If a person goes up to a vending machine, drops their $0.50 in, gets a cross or Virgin icon, and starts wearing it around, does that automatically make them a Christian?
Hasn't this already been answered a million times by every type of Christian on this website who frequents this subforum? The answer is no, and I think you already know that it's no. Please come up with a new argument. This one is old and done. Time to put it out to pasture.
No, I'm not exaggerating. These things show up at least once a year where I live. I've gotten a couple as evidence of this.
I never claimed you were exaggerating, though the number of times you have brought up the "cross out of a vending machine" scenario makes me wonder if this isn't in some sense a pre-rehearsed/pre-programmed pseudo-answer. The fact that others may blaspheme against Christ our Lord in this or that way for money is really not any kind of indicator of the faith of the people who engage in religion-based commerce overall. If I buy a book from a Coptic-owned bookstore, am I being a bad Christian? Should I not have gladly received the rosary that my godmother once gave me that she had blessed by Pope John Paul II because clearly she must've bought it somewhere first? (I don't think Roman Popes just carry around thousands of extra rosaries on their persons to give out for free.)
The way you're framing things makes it seem like the cheapness of the item itself indicates a kind of insincere faith, but there's no way you can possibly know that, and that's also the most judgmental thing I've seen on here in a long time.
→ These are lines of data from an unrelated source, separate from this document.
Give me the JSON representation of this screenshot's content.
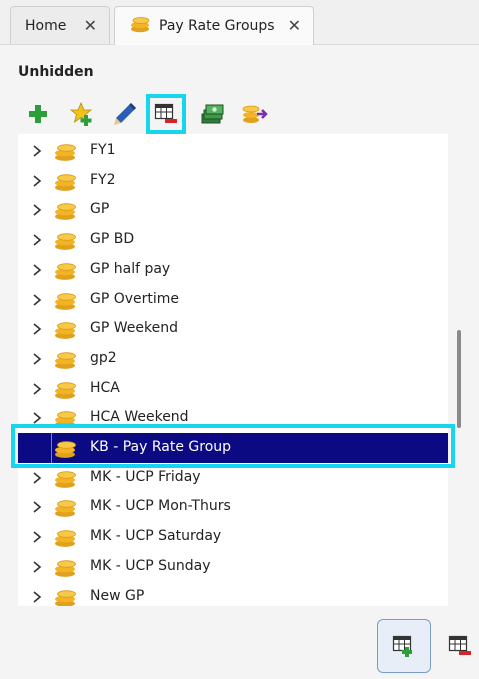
{
  "tabs": [
    {
      "label": "Home",
      "close": "✕"
    },
    {
      "label": "Pay Rate Groups",
      "close": "✕"
    }
  ],
  "section_title": "Unhidden",
  "toolbar": {
    "buttons": [
      {
        "name": "add-icon"
      },
      {
        "name": "add-star-icon"
      },
      {
        "name": "edit-pencil-icon"
      },
      {
        "name": "remove-table-icon",
        "highlighted": true
      },
      {
        "name": "money-stack-icon"
      },
      {
        "name": "coins-export-icon"
      }
    ]
  },
  "tree": {
    "items": [
      {
        "label": "FY1"
      },
      {
        "label": "FY2"
      },
      {
        "label": "GP"
      },
      {
        "label": "GP BD"
      },
      {
        "label": "GP half pay"
      },
      {
        "label": "GP Overtime"
      },
      {
        "label": "GP Weekend"
      },
      {
        "label": "gp2"
      },
      {
        "label": "HCA"
      },
      {
        "label": "HCA Weekend"
      },
      {
        "label": "KB - Pay Rate Group",
        "selected": true
      },
      {
        "label": "MK - UCP Friday"
      },
      {
        "label": "MK - UCP Mon-Thurs"
      },
      {
        "label": "MK - UCP Saturday"
      },
      {
        "label": "MK - UCP Sunday"
      },
      {
        "label": "New GP"
      }
    ]
  },
  "bottom_buttons": [
    {
      "name": "add-table-icon"
    },
    {
      "name": "remove-table-icon"
    }
  ],
  "colors": {
    "selection": "#0c0a82",
    "highlight": "#17d4ef",
    "coin": "#f2b325",
    "add_green": "#2e9e3a"
  }
}
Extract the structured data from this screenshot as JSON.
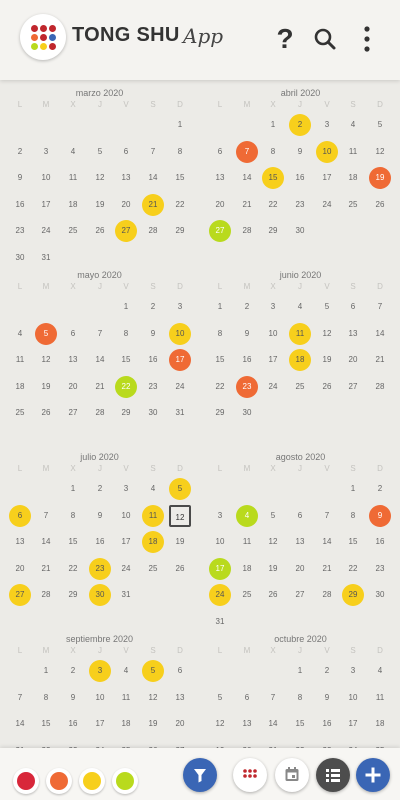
{
  "app": {
    "brand": "TONG SHU",
    "brand_suffix": "App"
  },
  "header": {
    "help_icon": "question-icon",
    "search_icon": "search-icon",
    "menu_icon": "more-vertical-icon"
  },
  "weekday_letters": [
    "L",
    "M",
    "X",
    "J",
    "V",
    "S",
    "D"
  ],
  "months": [
    {
      "name": "marzo 2020",
      "offset": 6,
      "days": 31,
      "marks": {
        "21": "y",
        "27": "y"
      }
    },
    {
      "name": "abril 2020",
      "offset": 2,
      "days": 30,
      "marks": {
        "2": "y",
        "7": "o",
        "10": "y",
        "15": "y",
        "19": "o",
        "27": "g"
      }
    },
    {
      "name": "mayo 2020",
      "offset": 4,
      "days": 31,
      "marks": {
        "5": "o",
        "10": "y",
        "17": "o",
        "22": "g"
      }
    },
    {
      "name": "junio 2020",
      "offset": 0,
      "days": 30,
      "marks": {
        "11": "y",
        "18": "y",
        "23": "o"
      }
    },
    {
      "name": "julio 2020",
      "offset": 2,
      "days": 31,
      "marks": {
        "5": "y",
        "6": "y",
        "11": "y",
        "18": "y",
        "23": "y",
        "27": "y",
        "30": "y"
      },
      "today": 12
    },
    {
      "name": "agosto 2020",
      "offset": 5,
      "days": 31,
      "marks": {
        "4": "g",
        "9": "o",
        "17": "g",
        "24": "y",
        "29": "y"
      }
    },
    {
      "name": "septiembre 2020",
      "offset": 1,
      "days": 30,
      "marks": {
        "3": "y",
        "5": "y"
      }
    },
    {
      "name": "octubre 2020",
      "offset": 3,
      "days": 31,
      "marks": {}
    }
  ],
  "colors": {
    "yellow": "#f7cf1c",
    "orange": "#ef6a35",
    "green": "#b9da1d",
    "red": "#d8273a",
    "blue": "#3a66b5",
    "dark": "#4d4d4d"
  },
  "bottom_bar": {
    "filters": [
      "red",
      "orange",
      "yellow",
      "green"
    ],
    "buttons": [
      "filter-icon",
      "grid-icon",
      "calendar-icon",
      "list-icon",
      "plus-icon"
    ]
  }
}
What about the widow with her two mites in Luke 21? She was the greatest example of faith among all who gave, yet she gave little. What if a sincere Christian has only 50 cents and decides to spend it on a cheap plastic cross? I suppose you could make the argument, if you wanted to, that she should've given it to the nearest poor person instead, but in terms of
commercial transactions (not charity), what exactly is wrong with owning a cheap cross if you wear it proudly, with faith in our Lord's resurrection and His returning in His glory to judge the living and the dead? That's what it means. That's why it matters. With respect, when you make it about this other stuff all it shows me is that you don't understand why any of this is important to Christians -- i.e., as I wrote earlier (and as Mormons such as yourself show whenever this topic comes up),
Mormonism has no theology of the cross.
IP law's a darn fickle beast, and an amateur at the subject like JS was didn't stand much of a chance at working with it. It got bungled badly, and caused some issues.
Nice sidestepping of the hypocrisy shown by pointing out
everyone else's commercial ventures as though that invalidates their religion (even though there's nothing that says the people who make or even the people who buy the items are professed Christians, so the entire premise is wrong and dumb), while the leader of your own religion was told in a failed 'revelation' to sell what your religion considers
God-inspired scripture for money. Do you want to address the ethics of that, or keep wallowing in hypocrisy?
Thing is, even though you yourself admit that it's a legitimate symbol, we're still being told "But where's your cross?" and that's the end of it. It's that one symbol people are so fixated on that some days we're left wondering if that's all people are looking at / for.
Yeah, gee...It's almost like
it's the one symbol that summarizes the entire point of our religion or something. How weird that people would be so 'fixated' on that.
All the while the builders of your religion keep building the Moroni statues to sit atop the most special of special buildings. Good. Keep doing that. They show who you serve and what you believe in, and it's not Christ or Christianity.